After the “4.26 editorial”, People’s Daily published other 3 editorials on the front page before June, which pointed out that there could be better ways to achieve democracy and criticized the students’ actions mildly.
On June2th, 4th and 5th, editorials condemning the movement started to appear on the paper’s front page, which included frequent use of words like “rioter”, “contemptible means”, “illegal turmoil” and “conspiracy”. The tones of these editorials are quite similar with the “4.26 editorial”, saying the movement was led by “the bourgeoisie class”, “oversea hostile forces” and “betrayers”, and conducted by rogues and remaining supporters of the “four people gang” in the Cultural Revolution.
On Jun 7th, there was a seemingly strange article on the fourth page, which told a story of hundreds of deerlets killed in Inner Mongolia. On the surface, the piece was about animal protection, but the story had little timeliness and it emphasized that the young deers were really innocent. Many people think that, the piece was insinuating the June Fourth suppress where military force killed thousands of innocent students. It is a concealing way that the state media shew sympathy and sorrow towards the student protesters in the Tiananmen Square.
People’s Daily also used various ways to persuade students to retreat and show the party leaders’ dissatisfaction to students’ radical movement, including “a letter from a honest Daily reader”, “a letter from an ordinary CCP member”, “a letter to PLA soldiers”, ”a talk between a League member and a student”, etc.

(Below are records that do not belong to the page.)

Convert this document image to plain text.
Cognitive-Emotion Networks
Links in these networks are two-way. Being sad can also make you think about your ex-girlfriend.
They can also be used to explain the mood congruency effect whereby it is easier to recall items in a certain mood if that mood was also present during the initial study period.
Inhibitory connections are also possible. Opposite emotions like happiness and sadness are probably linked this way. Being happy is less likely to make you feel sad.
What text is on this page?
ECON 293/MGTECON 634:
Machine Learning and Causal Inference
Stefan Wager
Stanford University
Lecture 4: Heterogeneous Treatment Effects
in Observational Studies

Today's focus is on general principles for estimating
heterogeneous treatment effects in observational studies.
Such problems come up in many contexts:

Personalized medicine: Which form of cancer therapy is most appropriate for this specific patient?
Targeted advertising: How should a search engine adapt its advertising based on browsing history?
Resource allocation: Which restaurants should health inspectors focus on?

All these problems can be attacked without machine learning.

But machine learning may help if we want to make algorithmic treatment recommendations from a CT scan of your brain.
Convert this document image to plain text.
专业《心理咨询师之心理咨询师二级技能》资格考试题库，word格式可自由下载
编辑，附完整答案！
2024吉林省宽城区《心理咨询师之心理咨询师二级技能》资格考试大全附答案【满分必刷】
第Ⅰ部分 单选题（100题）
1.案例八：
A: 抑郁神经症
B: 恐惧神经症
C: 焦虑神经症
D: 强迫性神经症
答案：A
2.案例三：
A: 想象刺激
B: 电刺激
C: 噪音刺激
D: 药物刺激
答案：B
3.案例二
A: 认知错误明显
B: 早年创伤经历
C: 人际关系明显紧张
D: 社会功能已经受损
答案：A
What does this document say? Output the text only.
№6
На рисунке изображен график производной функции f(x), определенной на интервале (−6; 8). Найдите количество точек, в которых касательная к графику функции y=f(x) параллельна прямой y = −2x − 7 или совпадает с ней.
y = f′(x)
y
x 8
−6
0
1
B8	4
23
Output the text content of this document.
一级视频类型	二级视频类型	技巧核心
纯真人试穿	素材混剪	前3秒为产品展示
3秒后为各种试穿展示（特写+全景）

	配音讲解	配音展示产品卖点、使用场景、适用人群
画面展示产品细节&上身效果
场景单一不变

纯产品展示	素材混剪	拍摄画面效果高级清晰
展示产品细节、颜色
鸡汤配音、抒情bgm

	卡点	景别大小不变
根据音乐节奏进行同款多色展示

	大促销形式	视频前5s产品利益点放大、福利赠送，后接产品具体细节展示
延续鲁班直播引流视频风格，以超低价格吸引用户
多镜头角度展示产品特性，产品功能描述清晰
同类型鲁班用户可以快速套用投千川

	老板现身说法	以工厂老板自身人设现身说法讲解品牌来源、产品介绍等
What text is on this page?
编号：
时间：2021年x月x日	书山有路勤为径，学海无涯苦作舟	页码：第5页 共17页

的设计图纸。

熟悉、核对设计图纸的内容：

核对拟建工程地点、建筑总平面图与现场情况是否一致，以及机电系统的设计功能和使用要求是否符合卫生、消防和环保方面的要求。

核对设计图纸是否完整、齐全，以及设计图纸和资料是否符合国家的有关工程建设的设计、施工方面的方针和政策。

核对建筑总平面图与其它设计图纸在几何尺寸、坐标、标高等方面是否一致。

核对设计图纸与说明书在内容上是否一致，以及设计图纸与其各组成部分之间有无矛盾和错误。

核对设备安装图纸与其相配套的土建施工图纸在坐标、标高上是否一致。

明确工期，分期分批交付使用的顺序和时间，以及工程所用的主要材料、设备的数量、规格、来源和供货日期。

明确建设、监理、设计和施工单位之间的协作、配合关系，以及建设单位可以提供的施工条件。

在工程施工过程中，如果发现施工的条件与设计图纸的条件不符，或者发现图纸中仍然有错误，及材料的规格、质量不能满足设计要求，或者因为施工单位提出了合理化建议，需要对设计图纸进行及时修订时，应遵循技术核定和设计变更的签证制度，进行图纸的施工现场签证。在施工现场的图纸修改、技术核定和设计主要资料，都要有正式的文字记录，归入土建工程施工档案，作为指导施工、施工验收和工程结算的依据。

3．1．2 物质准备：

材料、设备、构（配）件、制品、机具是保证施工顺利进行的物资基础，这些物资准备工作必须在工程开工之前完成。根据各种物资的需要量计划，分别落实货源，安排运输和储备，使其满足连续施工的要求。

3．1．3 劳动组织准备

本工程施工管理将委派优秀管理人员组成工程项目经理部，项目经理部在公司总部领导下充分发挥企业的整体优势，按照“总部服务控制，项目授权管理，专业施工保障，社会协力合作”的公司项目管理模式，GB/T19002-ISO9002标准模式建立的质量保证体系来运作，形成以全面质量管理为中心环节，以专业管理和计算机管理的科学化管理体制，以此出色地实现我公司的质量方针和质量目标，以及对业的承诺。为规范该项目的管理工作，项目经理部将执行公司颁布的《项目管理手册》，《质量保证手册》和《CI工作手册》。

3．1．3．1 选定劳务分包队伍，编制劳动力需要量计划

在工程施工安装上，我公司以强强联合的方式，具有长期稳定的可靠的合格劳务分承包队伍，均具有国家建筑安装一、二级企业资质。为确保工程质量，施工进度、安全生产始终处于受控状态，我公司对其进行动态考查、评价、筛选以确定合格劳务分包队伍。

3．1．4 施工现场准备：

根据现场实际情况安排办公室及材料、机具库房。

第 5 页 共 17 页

It can be very arbitrary to say that People’s Daily was opposed to student protest in 1989 spring. Actually, most of the articles and editorials were mild and persuasive, while a small proportion of the editorials were condemning. Maybe these two kinds of reports were serving different political goals, which also reflected a fierce struggle for power within the top leader group of the country and the CCP—some leaders prefer a gentle approach to calm down the disturbance, while others prefer a quick end in whatever means.